Wife Cooked For 100 Guests At Husband’s Part…

“We could have,” she said. “Six months ago.”

Then she returned to her small table, picked up her water glass, and took a sip.

The party was over.

The consequences came with paperwork, not fireworks.

Reggie Cole withdrew from the Eastland partnership within forty-eight hours. Winston Prior followed. Gerald’s church removed him from the deacon board with a letter so short it felt colder than anger. Shayla’s employer released her from contract after her name appeared in filings tied to disputed marital property transfers. Vivian left Naen one voicemail about “misunderstandings.” Naen deleted it.

The forensic audit found more.

Small withdrawals. Hidden accounts. Consulting fees paid to shell vendors. Repairs charged twice. Rental income Gerald had redirected into accounts Naen had never seen. Every clever little door he had built in the dark opened under Faye Mitchell’s fluorescent legal light.

Gerald fought at first.

Men like Gerald always do.

He accused Naen of betrayal. Then manipulation. Then emotional instability. Then greed. But documents do not care about tone. Bank records do not flinch under insults. Notary dates do not apologize.

By the time settlement negotiations began, Gerald had lost the confidence of his partners, the respect of his church, the protection of his mother, and the illusion that he was the smartest person in every room.

Naen recovered her share of every property. The LLC was dissolved. Gerald was ordered to compensate the marital estate for unauthorized transfers. The apartment loan became Vivian’s burden. Shayla disappeared from the circle she had tried so hard to enter.

Naen did not celebrate Gerald’s collapse.

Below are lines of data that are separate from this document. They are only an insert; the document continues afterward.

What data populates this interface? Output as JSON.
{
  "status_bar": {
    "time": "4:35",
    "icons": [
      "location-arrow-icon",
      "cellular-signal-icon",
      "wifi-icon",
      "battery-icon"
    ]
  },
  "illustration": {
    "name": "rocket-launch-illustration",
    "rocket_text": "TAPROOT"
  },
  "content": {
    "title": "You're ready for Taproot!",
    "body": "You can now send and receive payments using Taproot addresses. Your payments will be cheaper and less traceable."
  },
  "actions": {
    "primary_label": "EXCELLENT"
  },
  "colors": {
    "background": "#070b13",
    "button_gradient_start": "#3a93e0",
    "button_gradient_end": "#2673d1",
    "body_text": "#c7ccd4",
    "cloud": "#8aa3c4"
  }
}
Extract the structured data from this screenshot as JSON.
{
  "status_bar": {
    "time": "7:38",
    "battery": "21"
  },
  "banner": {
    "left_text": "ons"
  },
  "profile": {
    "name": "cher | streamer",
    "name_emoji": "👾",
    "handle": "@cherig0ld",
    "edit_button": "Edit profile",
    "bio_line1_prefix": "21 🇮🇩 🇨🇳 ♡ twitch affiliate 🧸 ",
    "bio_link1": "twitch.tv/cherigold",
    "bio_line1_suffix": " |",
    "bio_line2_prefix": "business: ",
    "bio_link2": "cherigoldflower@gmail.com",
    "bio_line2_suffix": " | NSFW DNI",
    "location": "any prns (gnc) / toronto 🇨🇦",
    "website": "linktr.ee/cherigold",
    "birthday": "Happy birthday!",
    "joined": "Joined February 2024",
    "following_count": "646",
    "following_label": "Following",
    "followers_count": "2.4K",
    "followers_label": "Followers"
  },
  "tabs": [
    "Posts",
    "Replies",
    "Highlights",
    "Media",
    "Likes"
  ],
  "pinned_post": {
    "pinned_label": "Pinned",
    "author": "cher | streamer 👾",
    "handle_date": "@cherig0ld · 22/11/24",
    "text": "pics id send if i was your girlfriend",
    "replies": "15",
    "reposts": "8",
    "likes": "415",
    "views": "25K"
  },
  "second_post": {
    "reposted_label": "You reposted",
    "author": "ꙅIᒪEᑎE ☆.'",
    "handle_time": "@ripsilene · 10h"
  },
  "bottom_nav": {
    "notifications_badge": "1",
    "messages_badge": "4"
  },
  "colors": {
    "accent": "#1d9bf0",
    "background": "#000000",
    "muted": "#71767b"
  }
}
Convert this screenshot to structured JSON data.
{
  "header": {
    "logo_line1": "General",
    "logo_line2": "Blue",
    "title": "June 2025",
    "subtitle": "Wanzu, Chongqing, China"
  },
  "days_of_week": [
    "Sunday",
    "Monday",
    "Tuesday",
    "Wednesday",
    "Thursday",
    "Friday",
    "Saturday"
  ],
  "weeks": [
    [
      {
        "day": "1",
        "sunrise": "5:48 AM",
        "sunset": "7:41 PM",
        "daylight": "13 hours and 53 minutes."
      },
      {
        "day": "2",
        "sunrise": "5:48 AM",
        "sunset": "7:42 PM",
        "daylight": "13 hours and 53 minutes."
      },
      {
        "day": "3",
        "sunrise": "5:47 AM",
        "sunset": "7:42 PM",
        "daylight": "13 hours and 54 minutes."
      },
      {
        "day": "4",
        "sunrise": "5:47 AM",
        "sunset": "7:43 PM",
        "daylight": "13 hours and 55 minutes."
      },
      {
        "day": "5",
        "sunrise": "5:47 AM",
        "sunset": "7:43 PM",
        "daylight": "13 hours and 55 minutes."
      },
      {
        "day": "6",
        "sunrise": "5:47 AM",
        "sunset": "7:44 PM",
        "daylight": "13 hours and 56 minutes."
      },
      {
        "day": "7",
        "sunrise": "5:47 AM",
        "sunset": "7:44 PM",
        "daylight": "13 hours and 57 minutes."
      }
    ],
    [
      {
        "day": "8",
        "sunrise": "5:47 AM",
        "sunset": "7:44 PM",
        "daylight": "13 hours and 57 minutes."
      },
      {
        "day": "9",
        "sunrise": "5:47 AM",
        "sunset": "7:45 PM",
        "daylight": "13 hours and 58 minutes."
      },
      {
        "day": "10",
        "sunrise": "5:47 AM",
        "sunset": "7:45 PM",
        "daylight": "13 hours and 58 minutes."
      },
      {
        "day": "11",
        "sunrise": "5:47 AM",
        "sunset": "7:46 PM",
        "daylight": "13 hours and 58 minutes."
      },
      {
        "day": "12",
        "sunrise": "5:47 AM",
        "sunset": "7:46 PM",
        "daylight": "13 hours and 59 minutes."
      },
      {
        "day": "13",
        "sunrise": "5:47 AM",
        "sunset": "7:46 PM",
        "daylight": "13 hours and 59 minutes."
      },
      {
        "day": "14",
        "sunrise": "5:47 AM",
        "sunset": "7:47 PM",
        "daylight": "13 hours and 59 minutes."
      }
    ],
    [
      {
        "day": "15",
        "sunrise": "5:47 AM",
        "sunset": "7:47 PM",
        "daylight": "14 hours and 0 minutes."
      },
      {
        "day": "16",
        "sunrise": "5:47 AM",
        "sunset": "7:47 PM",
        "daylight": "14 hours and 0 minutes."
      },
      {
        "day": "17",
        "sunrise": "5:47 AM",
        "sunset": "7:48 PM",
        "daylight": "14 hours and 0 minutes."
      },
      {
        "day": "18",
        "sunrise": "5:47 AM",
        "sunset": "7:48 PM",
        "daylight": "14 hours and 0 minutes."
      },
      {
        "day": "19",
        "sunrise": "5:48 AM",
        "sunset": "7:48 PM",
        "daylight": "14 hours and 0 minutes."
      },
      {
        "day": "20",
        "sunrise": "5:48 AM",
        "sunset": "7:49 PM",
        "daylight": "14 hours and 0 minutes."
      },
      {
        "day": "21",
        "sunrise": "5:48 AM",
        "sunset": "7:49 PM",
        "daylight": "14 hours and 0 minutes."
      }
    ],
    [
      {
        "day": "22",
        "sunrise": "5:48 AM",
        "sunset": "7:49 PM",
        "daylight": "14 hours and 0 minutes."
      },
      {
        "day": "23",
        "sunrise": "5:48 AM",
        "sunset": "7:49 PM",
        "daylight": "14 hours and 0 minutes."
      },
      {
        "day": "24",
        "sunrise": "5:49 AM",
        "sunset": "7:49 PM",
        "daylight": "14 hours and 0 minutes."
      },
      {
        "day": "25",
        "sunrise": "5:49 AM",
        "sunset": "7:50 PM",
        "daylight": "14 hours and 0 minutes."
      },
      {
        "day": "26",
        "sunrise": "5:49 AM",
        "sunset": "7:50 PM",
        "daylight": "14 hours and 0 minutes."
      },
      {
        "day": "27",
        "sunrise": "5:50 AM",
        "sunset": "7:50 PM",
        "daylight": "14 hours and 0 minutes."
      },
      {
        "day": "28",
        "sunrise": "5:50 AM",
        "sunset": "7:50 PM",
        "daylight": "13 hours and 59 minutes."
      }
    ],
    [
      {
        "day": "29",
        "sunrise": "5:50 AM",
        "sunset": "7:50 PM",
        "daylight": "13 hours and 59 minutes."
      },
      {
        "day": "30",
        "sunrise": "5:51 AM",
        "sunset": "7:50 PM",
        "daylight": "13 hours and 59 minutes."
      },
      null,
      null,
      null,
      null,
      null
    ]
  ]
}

She was too tired for triumph.

For weeks after the divorce was finalized, she woke before dawn out of habit, expecting to cook for a man who no longer lived in her home. Sometimes grief arrived in strange forms. Not longing exactly. More like muscle memory. She would reach for Gerald’s coffee mug before remembering she had packed it in a box and left it with his things.

Freedom, she learned, was not always loud.

Sometimes freedom was standing in the grocery store and realizing she only had to buy what she liked.

Sometimes it was sleeping through the night.

Sometimes it was leaving dishes in the sink because no one would call her lazy for resting.

Six months later, Naen moved into a two-bedroom bungalow on a quiet street lined with oak trees. The kitchen had morning light, a deep sink, and enough room for two people to stand side by side without touching. She planted basil, thyme, tomatoes, and collards in the backyard. She hung her apron on a brass hook by the door.

Not because she was still the woman Gerald called a servant.

Because she had survived being treated like one and remembered she had never been one.

On a Saturday in October, Naen cooked brunch for twelve women.

Karen came first, carrying flowers. Clara brought orange juice. Dorothy arrived with gossip and pound cake she insisted was “almost as good” as Naen’s, which made everyone laugh before tasting it and agreeing she was lying.

The house filled with warmth.

No performance. No hundred guests. No husband waiting to take credit. Just women who had shown up when the room went silent.

They ate at Naen’s table. They praised the food. They argued about hot sauce. They laughed until Clara nearly choked on her biscuit.

And Naen laughed too.

A real laugh.

Deep, surprised, unguarded.

That evening, after everyone left, Naen sat on her porch with chamomile tea. The sky was dark blue, the street quiet, the kitchen light glowing behind her.

A car slowed near the curb.

Gerald.

He sat behind the wheel for a long moment, looking at the house, the porch, the flowers, the warm window, the life that had continued without him.

Naen did not turn her head.

She did not need to.

After a while, the car drove away.

Naen lifted her tea and listened to the crickets.

Some women fight by screaming.

Some fight by leaving.

Naen fought by remembering everything, waiting until the truth had documents, and letting the whole room hear it clearly.

Gerald had told her servants did not sit with guests.

In the end, Naen sat exactly where she belonged.

At her own table.

In her own home.

Surrounded by people who knew her worth.